In late 2010 she started looking for commodities ventures and made some $2m setting up deals for Chinese clients.
She agrees that she and Smyth worked together as partners to find deals for her Chinese clients, but says their businesses were separate, and that he was never her employee or co-shareholder. The deals fell over for various reasons – the drop in the price of coal in the Glencore case, she alleges.
“I did not and have not any political connection to China,” she says in her affidavit. “I had been invited in various venues and had photos with politicians. That was all I had.”
The imbroglio with Smyth is not Zou’s first difficulty.
In 2017, she found herself at the centre of a stoush over political donations and Chinese influence after then foreign minister Julie Bishop was forced to deny she had any involvement in the Julie Bishop Glorious Foundation, a company established by Zou. (It was later renamed the Glorious Foundation.)
Some months later, Zou posted an image of a $1.2m cheque made out to the Liberal Party on Twitter, writing: “This is a life-journey wandering the Man, who met is a beautiful accident … Perhaps is casual transmigration , and this was born , wish you LIBERALS had enough”. It later emerged the value of the cheque –$1,212,018 – corresponded with then South Australian premier Steven Marshall’s fiftieth birthday.
Then there was AusGold’s sole Australian mining operation – the Good Friday gold mine near Tiboobura, in northwest NSW, which was ordered to shut by the state’s resources regulator after it identified an illegal dam and the death of more than 25 kangaroos at the site.

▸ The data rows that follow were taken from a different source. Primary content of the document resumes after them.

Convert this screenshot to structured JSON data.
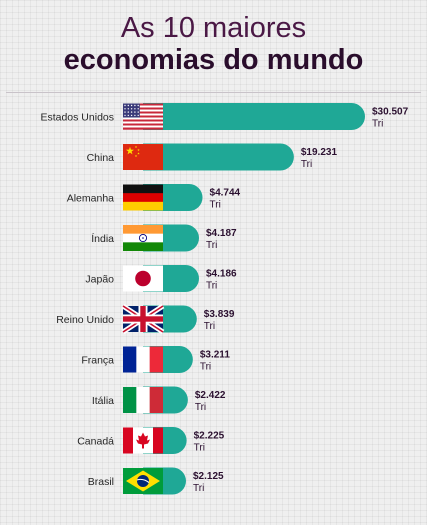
{
  "title": {
    "line1": "As 10 maiores",
    "line2": "economias do mundo"
  },
  "colors": {
    "bar": "#1fa896",
    "title": "#2a0d2c",
    "text": "#2b1030"
  },
  "chart_data": {
    "type": "bar",
    "orientation": "horizontal",
    "categories": [
      "Estados Unidos",
      "China",
      "Alemanha",
      "Índia",
      "Japão",
      "Reino Unido",
      "França",
      "Itália",
      "Canadá",
      "Brasil"
    ],
    "values": [
      30.507,
      19.231,
      4.744,
      4.187,
      4.186,
      3.839,
      3.211,
      2.422,
      2.225,
      2.125
    ],
    "value_labels": [
      "$30.507",
      "$19.231",
      "$4.744",
      "$4.187",
      "$4.186",
      "$3.839",
      "$3.211",
      "$2.422",
      "$2.225",
      "$2.125"
    ],
    "unit_label": "Tri",
    "flags": [
      "usa-flag",
      "china-flag",
      "germany-flag",
      "india-flag",
      "japan-flag",
      "uk-flag",
      "france-flag",
      "italy-flag",
      "canada-flag",
      "brazil-flag"
    ]
  }
}
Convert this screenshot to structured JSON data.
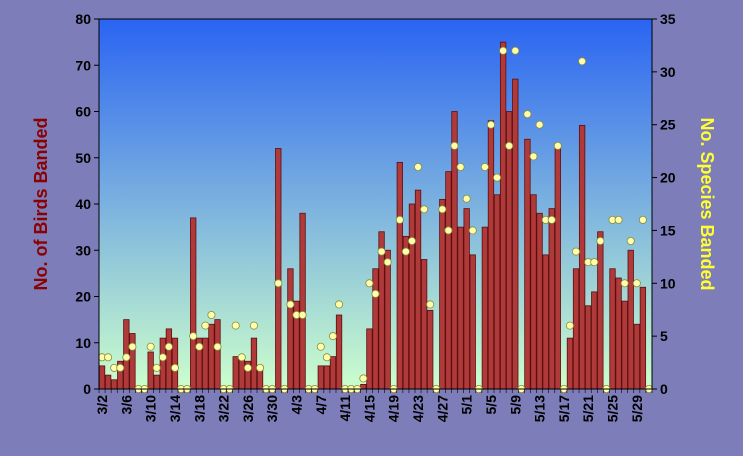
{
  "chart_data": {
    "type": "bar",
    "categories": [
      "3/2",
      "3/3",
      "3/4",
      "3/5",
      "3/6",
      "3/7",
      "3/8",
      "3/9",
      "3/10",
      "3/11",
      "3/12",
      "3/13",
      "3/14",
      "3/15",
      "3/16",
      "3/17",
      "3/18",
      "3/19",
      "3/20",
      "3/21",
      "3/22",
      "3/23",
      "3/24",
      "3/25",
      "3/26",
      "3/27",
      "3/28",
      "3/29",
      "3/30",
      "3/31",
      "4/1",
      "4/2",
      "4/3",
      "4/4",
      "4/5",
      "4/6",
      "4/7",
      "4/8",
      "4/9",
      "4/10",
      "4/11",
      "4/12",
      "4/13",
      "4/14",
      "4/15",
      "4/16",
      "4/17",
      "4/18",
      "4/19",
      "4/20",
      "4/21",
      "4/22",
      "4/23",
      "4/24",
      "4/25",
      "4/26",
      "4/27",
      "4/28",
      "4/29",
      "4/30",
      "5/1",
      "5/2",
      "5/3",
      "5/4",
      "5/5",
      "5/6",
      "5/7",
      "5/8",
      "5/9",
      "5/10",
      "5/11",
      "5/12",
      "5/13",
      "5/14",
      "5/15",
      "5/16",
      "5/17",
      "5/18",
      "5/19",
      "5/20",
      "5/21",
      "5/22",
      "5/23",
      "5/24",
      "5/25",
      "5/26",
      "5/27",
      "5/28",
      "5/29",
      "5/30",
      "5/31"
    ],
    "x_tick_labels": [
      "3/2",
      "3/6",
      "3/10",
      "3/14",
      "3/18",
      "3/22",
      "3/26",
      "3/30",
      "4/3",
      "4/7",
      "4/11",
      "4/15",
      "4/19",
      "4/23",
      "4/27",
      "5/1",
      "5/5",
      "5/9",
      "5/13",
      "5/17",
      "5/21",
      "5/25",
      "5/29"
    ],
    "series": [
      {
        "name": "No. of Birds Banded",
        "axis": "left",
        "render": "bar",
        "values": [
          5,
          3,
          2,
          6,
          15,
          12,
          0,
          0,
          8,
          3,
          11,
          13,
          11,
          0,
          0,
          37,
          11,
          11,
          14,
          15,
          0,
          0,
          7,
          7,
          6,
          11,
          5,
          0,
          0,
          52,
          0,
          26,
          19,
          38,
          0,
          0,
          5,
          5,
          7,
          16,
          0,
          0,
          0,
          1,
          13,
          26,
          34,
          30,
          0,
          49,
          33,
          40,
          43,
          28,
          17,
          0,
          41,
          47,
          60,
          35,
          39,
          29,
          0,
          35,
          58,
          42,
          75,
          60,
          67,
          0,
          54,
          42,
          38,
          29,
          39,
          53,
          0,
          11,
          26,
          57,
          18,
          21,
          34,
          0,
          26,
          24,
          19,
          30,
          14,
          22,
          0
        ]
      },
      {
        "name": "No. Species Banded",
        "axis": "right",
        "render": "marker",
        "values": [
          3,
          3,
          2,
          2,
          3,
          4,
          0,
          0,
          4,
          2,
          3,
          4,
          2,
          0,
          0,
          5,
          4,
          6,
          7,
          4,
          0,
          0,
          6,
          3,
          2,
          6,
          2,
          0,
          0,
          10,
          0,
          8,
          7,
          7,
          0,
          0,
          4,
          3,
          5,
          8,
          0,
          0,
          0,
          1,
          10,
          9,
          13,
          12,
          0,
          16,
          13,
          14,
          21,
          17,
          8,
          0,
          17,
          15,
          23,
          21,
          18,
          15,
          0,
          21,
          25,
          20,
          32,
          23,
          32,
          0,
          26,
          22,
          25,
          16,
          16,
          23,
          0,
          6,
          13,
          31,
          12,
          12,
          14,
          0,
          16,
          16,
          10,
          14,
          10,
          16,
          0
        ]
      }
    ],
    "ylabel_left": "No. of Birds Banded",
    "ylabel_right": "No. Species Banded",
    "ylim_left": [
      0,
      80
    ],
    "yticks_left": [
      0,
      10,
      20,
      30,
      40,
      50,
      60,
      70,
      80
    ],
    "ylim_right": [
      0,
      35
    ],
    "yticks_right": [
      0,
      5,
      10,
      15,
      20,
      25,
      30,
      35
    ],
    "grid": false,
    "legend": "none",
    "colors": {
      "bar_fill": "#b03a3a",
      "bar_stroke": "#5a0f0f",
      "marker_fill": "#ffffaa",
      "marker_stroke": "#8a8a40",
      "plot_gradient_top": "#2a64f2",
      "plot_gradient_bottom": "#ccffcc",
      "left_label": "#8b0000",
      "right_label": "#ffff33",
      "page_background": "#7d7dba"
    }
  }
}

AusGold later collapsed, with Zou claiming she was owed some $35m.
She purchased the mine in 2015, but wrote in the Federal Court filings that mining was not a focus in 2012 and 2013 – when she first went into business with Smyth.
She also denies the conversation between the two about her personal fortune ever happened. “I did not agree that conversation happened,’’ she says. “I would not tell Smyth how much money I had in the bank account at the first meeting.
“All I have left in memory was that Smyth was eager to join force with me and John, he would be responsible to find suppliers in Australia; I would be responsible for finding the Chinese buyers.’’
Ms Zou also says in her affidavit that she “bought a bank statement’’ for $HK100,000 ($17,930), after Li suggested that without one to represent her financial strength “no company will open the door to you’’.
Ms Zou denies she was ever asked to pay any money by Smyth, nor informed that there were costs to be met. Instead, she says in her affidavit, that Smyth would ask her to lend him money, which he would promise to return the next day.
The matter was set down for trial for four days. It sat for just one. It is scheduled to return to court on Monday.